Kibana Visualization Help

Hello,

Kibana newbie here coming from a traditional SQL / relational DB environment and have some questions about how to best create / configure two separate report types I am looking to make.

Visualization 1:
I have data structured as follows:

ID	     Name 	        Source	         Address
123	     Joe	        Phone Book	123 Fake St
123	     Joe	        Facebook	125 Fake St
456	     Lisa	        Passport 	50 Imaginary Lane
456          Lisa	        License	        99 No Way

How do I create a visualization that gives me the ID and name of any record where someone has both a "Passport" and "License" entry for source?

Visualization 2:

I have a second master table where data has been amalgamated into a single record with the best quality data has already been selected for each ID / column:

ID	     Name 	        Source	         Address
123	     Joe	        Phone Book	123 Fake St
456          Lisa	        License	        99 No Way

How would I create a visualization that compares where there is a delta for the data fields?

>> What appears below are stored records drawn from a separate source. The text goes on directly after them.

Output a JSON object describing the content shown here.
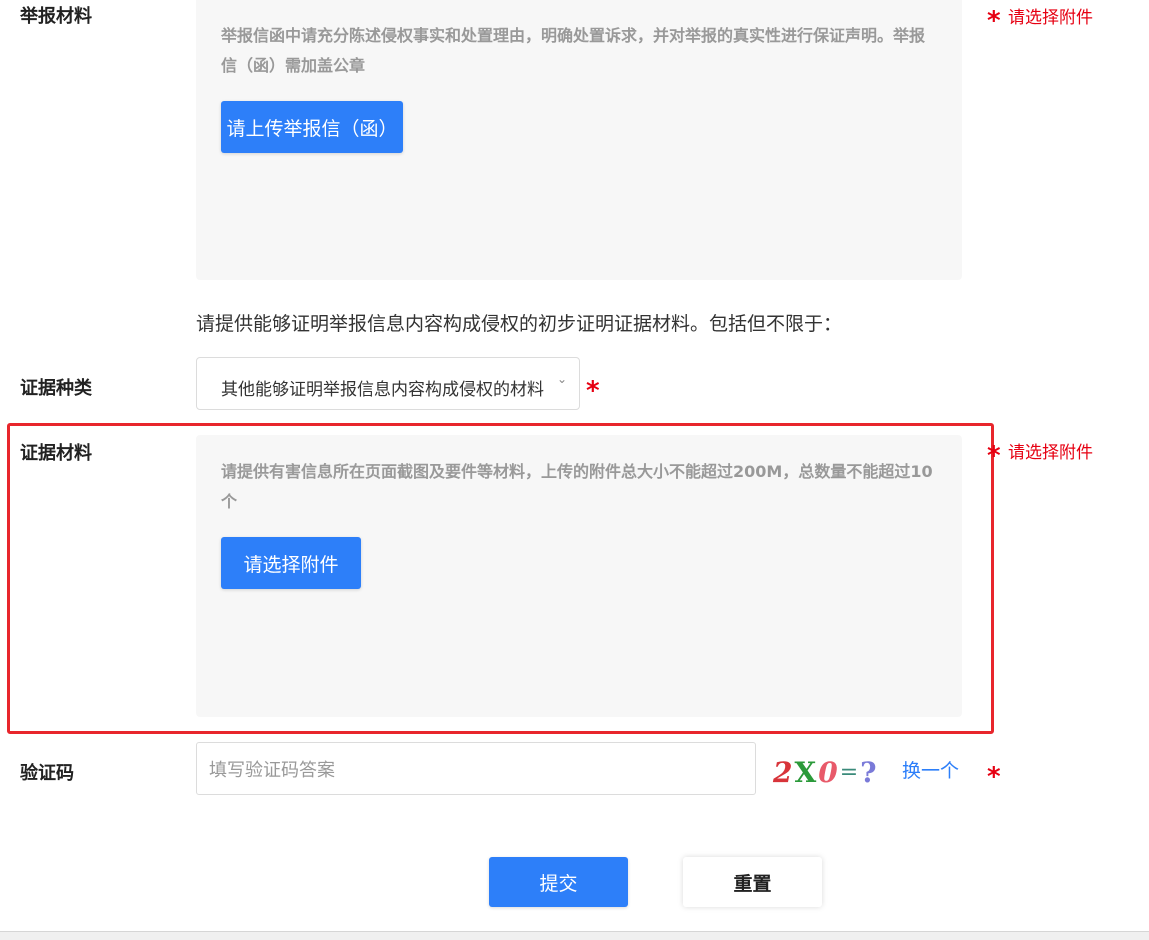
{
  "report_materials": {
    "label": "举报材料",
    "hint": "举报信函中请充分陈述侵权事实和处置理由，明确处置诉求，并对举报的真实性进行保证声明。举报信（函）需加盖公章",
    "upload_label": "请上传举报信（函）",
    "error": "请选择附件",
    "required_mark": "*"
  },
  "evidence_intro": "请提供能够证明举报信息内容构成侵权的初步证明证据材料。包括但不限于：",
  "evidence_type": {
    "label": "证据种类",
    "selected": "其他能够证明举报信息内容构成侵权的材料",
    "required_mark": "*"
  },
  "evidence_materials": {
    "label": "证据材料",
    "hint": "请提供有害信息所在页面截图及要件等材料，上传的附件总大小不能超过200M，总数量不能超过10个",
    "upload_label": "请选择附件",
    "error": "请选择附件",
    "required_mark": "*"
  },
  "captcha": {
    "label": "验证码",
    "placeholder": "填写验证码答案",
    "image_chars": [
      "2",
      "X",
      "0",
      "=",
      "?"
    ],
    "refresh_label": "换一个",
    "required_mark": "*"
  },
  "actions": {
    "submit_label": "提交",
    "reset_label": "重置"
  },
  "colors": {
    "primary": "#2d7ff9",
    "error": "#e60012",
    "highlight_border": "#e8262c",
    "panel_bg": "#f7f7f7"
  }
}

For example it would say for "123 - Joe" there is a difference between his address in "Phone Book" and "Facebook"

@lukeelmers/@ppisljar can you please grab this?

Thanks!
Bhavya

Hey @KibanaNewbie -

For Visualization 1, here's the closest idea I have off the top of my head:

  1. Create a Data Table visualization with a Split Rows bucket using a Terms aggregation on Name. This should give you a list like:
Name     Count
Joe          2
Lisa         2
  1. Then add a filter on Source where the value is one of: Passport,License.
  2. At this point, you should have a table with all unique Names, and any name with Count > 1 should be what you are looking for.
  3. Now if you go under your Terms bucket and click "Advanced", you can put {"min_doc_count": 2} inside of the "JSON Input" field and it should display what you're looking for.

Now, this idea of doing it based on Count only works on the assumption that there are not duplicate Source entries per-user (e.g. Lisa will have no more than 1 entry with Source=Passport). Not sure if this applies to your situation or not.

As for Visualization 2, I'm not sure if I can think of a good way to achieve what you're looking for with the amalgamated data -- but if you took the original data and did a terms aggregation on the address (so you have a list of all unique addresses), you could then add a second subbucket terms agg on the Name. Then if you sort by Name, any name appearing more than once has a delta for the address.

I'm guessing this only partially answers both of your questions, but there may be some more magic you could do with scripting, perhaps by adding some fields that make querying a bit more straightforward... @ppisljar or @timroes might have some better ideas here that I'm not thinking of.

Hope this helps nudge you in the right direction!

This topic was automatically closed 28 days after the last reply. New replies are no longer allowed.